Elle reconnait les faits
Lors de son procès, la prévenue a reconnu les faits. Mais elle a évoqué des difficultés financières et une « tolérance » concernant ces pratiques car, selon elle, « de nombreux Monégasques font la même chose ». Nous y voilà… Appelée à témoigner, la représentante des Domaines a ainsi admis connaître plusieurs cas de sous-location. Quand bien même les plateformes communautaires prennent soin d’expliquer sur leurs sites toutes les règles que le loueur doit respecter.
« N’est-ce pas bizarre que vous déboursiez pour votre habitation moins de 600€ pour un mois et de l’autre côté vous encaissiez 1 400 € pour deux jours ? », s’est étonné le président du tribunal, Jérôme Fougeras-Lavergnolle. Vous auriez dû vous douter d’une interdiction certaine. D’autant plus que la clause de sous-location est bien mentionnée dans le contrat de bail que vous avez signé ! »
Décision le 22 janvier
« Cette personne se fait de l’argent sur le dos de l’État qui met à disposition des nationaux des appartements à des prix défiant toute concurrence, a renchéri le premier substitut Cyrielle Colle. Si Madame n’avait pas les moyens de se maintenir dans les lieux, elle aurait dû demander un échange avec un loyer plus bas. De plus, les aides financières ne manquent pas. Je requiers quatre mois d’emprisonnement assortis du sursis. »

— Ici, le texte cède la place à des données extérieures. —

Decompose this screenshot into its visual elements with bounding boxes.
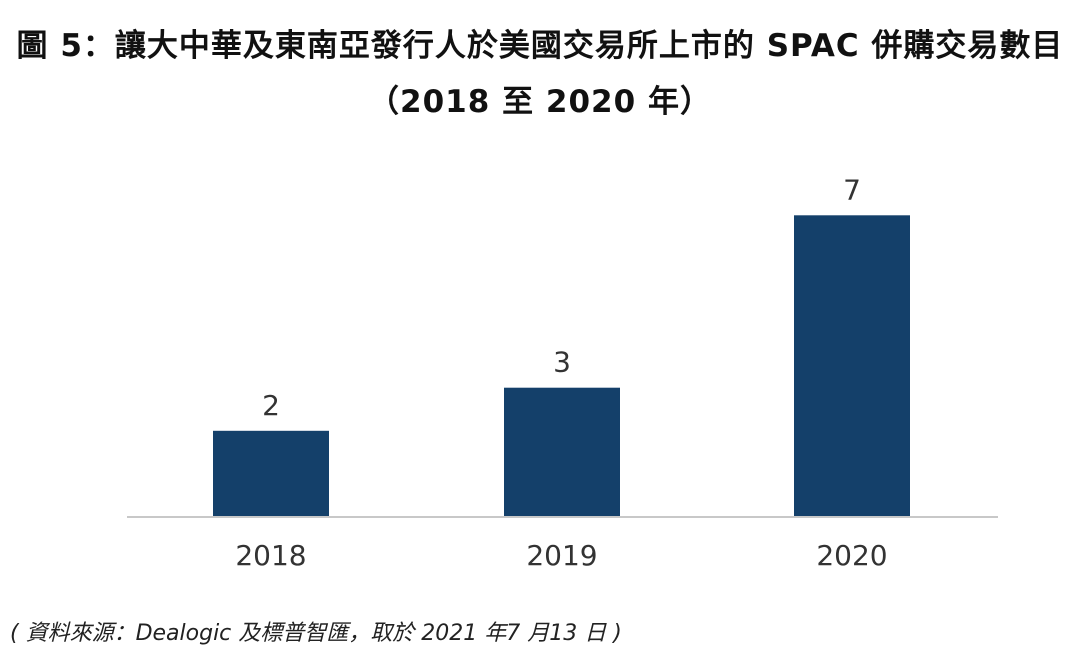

L’avocat de la défense, de son côté, fait remarquer que rien dans le Code civil ne réprime la sous-location. Il réclame la relaxe. L’État monégasque, partie civile à l’audience, demande un euro symbolique. L’affaire a été mise en délibéré. Le tribunal rendra sa décision le 22 janvier. En attendant, l’Hôtellerie monégasque rêve d’un jugement qu’elle souhaite exemplaire – et, donc, espère-t-elle, dissuasif.